Saudi-led Airstrikes Continue Bombing Yemen in Violation of Ceasefire: Kill 10

Local Editor

At least 10 people were killed in Saudi-led air strikes overnight in Yemen, relatives and medical sources said, as the coalition continued bombing the capital on Sunday in violation of a temporary humanitarian ceasefire.

A family of eight traveling in several vehicles were killed in a Saudi-led air strike on Saturday night in the central province of al-Baida, and two other civilians were killed in the southern city of Taiz in Yemen.

The Saba news agency said that 12 people, including two children, were killed in Saudi-led air strikes across the country. Saba said the air strikes also hit clinics linked to the military hospital in Sanaa as well as trucks carrying food supplies in southern Aden.

Saudi-led warplanes also bombarded Yemen at dawn on Sunday, witnesses said, in a new blow to a UN-proposed ceasefire in the impoverished country where millions are threatened with famine.

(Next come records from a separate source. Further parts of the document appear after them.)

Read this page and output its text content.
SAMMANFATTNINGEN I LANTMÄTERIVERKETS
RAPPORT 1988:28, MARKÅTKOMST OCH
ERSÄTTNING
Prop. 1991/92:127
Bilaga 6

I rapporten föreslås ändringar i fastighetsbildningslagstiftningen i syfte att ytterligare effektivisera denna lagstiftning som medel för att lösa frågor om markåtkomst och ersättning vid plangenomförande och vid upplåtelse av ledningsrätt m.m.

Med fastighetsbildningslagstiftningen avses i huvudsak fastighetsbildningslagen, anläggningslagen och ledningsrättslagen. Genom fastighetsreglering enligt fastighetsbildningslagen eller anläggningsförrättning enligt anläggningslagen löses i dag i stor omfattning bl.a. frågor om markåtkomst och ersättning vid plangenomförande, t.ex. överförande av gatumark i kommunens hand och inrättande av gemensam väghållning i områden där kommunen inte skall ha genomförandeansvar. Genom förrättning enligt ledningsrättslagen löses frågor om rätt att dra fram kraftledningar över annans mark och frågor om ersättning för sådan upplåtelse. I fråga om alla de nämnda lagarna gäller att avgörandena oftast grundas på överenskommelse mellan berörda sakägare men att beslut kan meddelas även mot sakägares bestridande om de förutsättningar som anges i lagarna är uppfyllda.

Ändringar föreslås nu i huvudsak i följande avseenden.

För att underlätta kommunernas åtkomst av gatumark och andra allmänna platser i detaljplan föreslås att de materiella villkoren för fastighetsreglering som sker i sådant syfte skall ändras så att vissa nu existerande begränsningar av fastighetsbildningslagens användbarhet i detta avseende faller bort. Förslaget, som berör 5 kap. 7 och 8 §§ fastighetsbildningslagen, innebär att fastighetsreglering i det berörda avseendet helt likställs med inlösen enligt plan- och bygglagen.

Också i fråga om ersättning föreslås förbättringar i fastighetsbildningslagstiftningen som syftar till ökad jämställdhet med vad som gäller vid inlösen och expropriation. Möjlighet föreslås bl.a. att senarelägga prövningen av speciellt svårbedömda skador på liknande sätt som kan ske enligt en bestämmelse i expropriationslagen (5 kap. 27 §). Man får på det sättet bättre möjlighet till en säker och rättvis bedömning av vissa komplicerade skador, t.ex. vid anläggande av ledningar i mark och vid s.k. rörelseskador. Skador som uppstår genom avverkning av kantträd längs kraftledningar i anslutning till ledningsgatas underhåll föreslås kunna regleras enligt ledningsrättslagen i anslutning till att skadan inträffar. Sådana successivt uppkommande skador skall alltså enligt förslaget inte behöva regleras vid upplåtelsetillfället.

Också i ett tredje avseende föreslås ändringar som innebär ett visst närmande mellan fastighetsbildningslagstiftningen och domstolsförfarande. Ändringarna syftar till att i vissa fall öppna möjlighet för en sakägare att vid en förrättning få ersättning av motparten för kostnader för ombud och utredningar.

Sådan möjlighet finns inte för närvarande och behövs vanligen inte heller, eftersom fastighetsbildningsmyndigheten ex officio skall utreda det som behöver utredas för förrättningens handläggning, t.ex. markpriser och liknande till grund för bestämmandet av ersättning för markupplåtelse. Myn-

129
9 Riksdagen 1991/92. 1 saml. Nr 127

Airstrikes hit in Saada in Yemen’s north, as well as south of the capital Sanaa and in the southern province of Lahj, residents said.

The UN-proposed humanitarian truce technically went into effect at 2059 GMT on Friday and is supposed to run until July 17, the last day of the holy fasting month of Ramadan.

However, the cease-fire, much needed to rush food supplies to a population threatened by famine, has been flouted by airstrikes conducted by the Saudi-led coalition.

 

The UN-brokered ceaefire came more than a week after the United Nations declared Yemen a level-3 humanitarian emergency, the highest on its scale, with nearly half the country facing a food crisis.

More than 21.1 million people - over 80 percent of Yemen’s population - need aid, with 13 million facing food shortages, while access to water has become difficult for 9.4 million people.